Desde que as manifestações de Junho começaram o cenário político foi se tornando confuso e nebuloso, abarcando posições contrapostas, porém contíguas e por vezes quase assemelhadas entre si. Muitos incentivavam a participação nas manifestações, mas os chamados vinham desde partidos e movimentos sociais situados à esquerda do PT, passavam por associações e agremiações politicamente anódinas, até chegar a setores desta mesma sociedade civil claramente colocados à direita do espectro ideológico nacional, dentre os quais a Revista VEJA e as associações contra a Corrupção, estes claramente interessados em se aproveitar do momento político para desgastar o governo federal e tentar liquidar a hegemonia petista conquistada desde 2002.
Ainda com relação à grande mídia, sobretudo nos jornais televisionados pertencentes à rede Globo, mas também nos grandes jornais impressos e on-line, como a Folha de São Paulo e o Estado de São Paulo, observava-se uma oscilação entre a criminalização indiscriminada dos manifestantes e o exercício praticamente impossível de discernir entre bons manifestantes e os chamados vândalos, epíteto repetido ad nauseam e que bem ilustra o quanto certas questões políticas continuam sendo tratadas como questões policiais. O mesmo cenário confuso e polarizado também se reproduzia entre os intelectuais: dentre aqueles próximos ou estreitamente ligados ao PT vicejava o forte temor de que as manifestações derrubariam a popularidade da Presidente Dilma, algo que efetivamente aconteceu, embora por curto período de tempo. Também houve aqueles que apoiaram incondicionalmente tais manifestações,
concebendo-as como clara expressão de um repúdio indistinto a todas as instituições
representativas, brandindo palavras-de-ordem como: “contra tudo que está aí!”, “contra os partidos!”, “sem
partidos!”.
Entre uns e outros houve também aqueles que, como eu, colocaram-se no meio do fogo cruzado e, desviando-se das balas perdidas, a muito custo tentaram pensar o que estava acontecendo sem se comprometer imediata e integralmente, seja com as concepções petistas, seja com as concepções anti-petistas, fossem elas vindas da direita ou da esquerda. Posição difícil, talvez impossível, facilmente rotulável como ambígua ou indecisa, mas que eu gostaria de caracterizar como uma posição 'crítica', se recordarmos o sentido que Foucault atribuiu à crítica, ou seja, a tarefa de tornar difíceis os gestos fáceis demais...

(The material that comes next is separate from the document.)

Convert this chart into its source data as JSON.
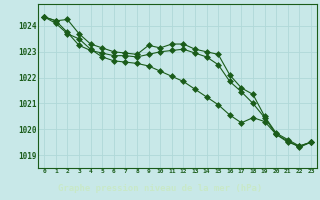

Assim, ao reconstruir este cenário político conturbado, tento propor reflexões que escapem à polarização simplista. Com relação ao fenômeno da
violência que começou a brotar do interior das manifestações, por exemplo, estou entre aqueles que nem a glorificam, nem tampouco com ela se escandalizam. Quem quer que acompanhe manifestações políticas no mundo todo sabe como é raro que a violência não faça aí sua aparição. Pensemos, por exemplo, nas rebeliões dos
subúrbios de Paris, onde mais de 300 carros são sumariamente incendiados em
momentos de revolta juvenil. Estes surtos de violência se devem, tanto no Brasil como no exterior, muitas
vezes à brutal repressão policial, não apenas aquela que se
volta contra os próprios manifestantes, mas também e sobretudo aquela violência policial
que 'vandaliza' os pobres quotidianamente.
Seja como for, uma
coisa me parece certa: se a violência deu cor mais forte e nítida a movimentos
políticos predominantemente pacíficos, tornando suas demandas simbolicamente
mais evidentes, também me parece que as vitórias obtidas pelo MPL não se deveram
à violência, mas ao poder gerado por seus atos e palavras.
Com
relação à chamada crise de representatividade, certamente um dos motivos
do ciclo das novas manifestações nacionais, embora de modo algum seu único ou preponderante fator, penso que é fundamental para o
fortalecimento da nossa democracia que haja movimentos políticos não vinculados a
partidos, como é o caso do MPL e de tantos outros movimentos sociais mais ou menos
organizados, mais ou menos institucionalizados, mais ou menos independentes da estrutura estatal. É essencial pensar e exercitar novas formas de organização
política e institucional, para além do monopólio dos partidos políticos, das instâncias representativas formais e mesmo dos movimentos sociais e demais associações da sociedade civil já bem consolidados. Por outro lado, contudo, recusar apressadamente a
"forma-partido" me parece ingênuo ou oportunista, e penso que atualmente isto só interessaria mesmo à direita mais conservadora, que
muito teria a lucrar com os resultados imediatos desta suposta supressão da democracia representativa e institucionalizada em eleições.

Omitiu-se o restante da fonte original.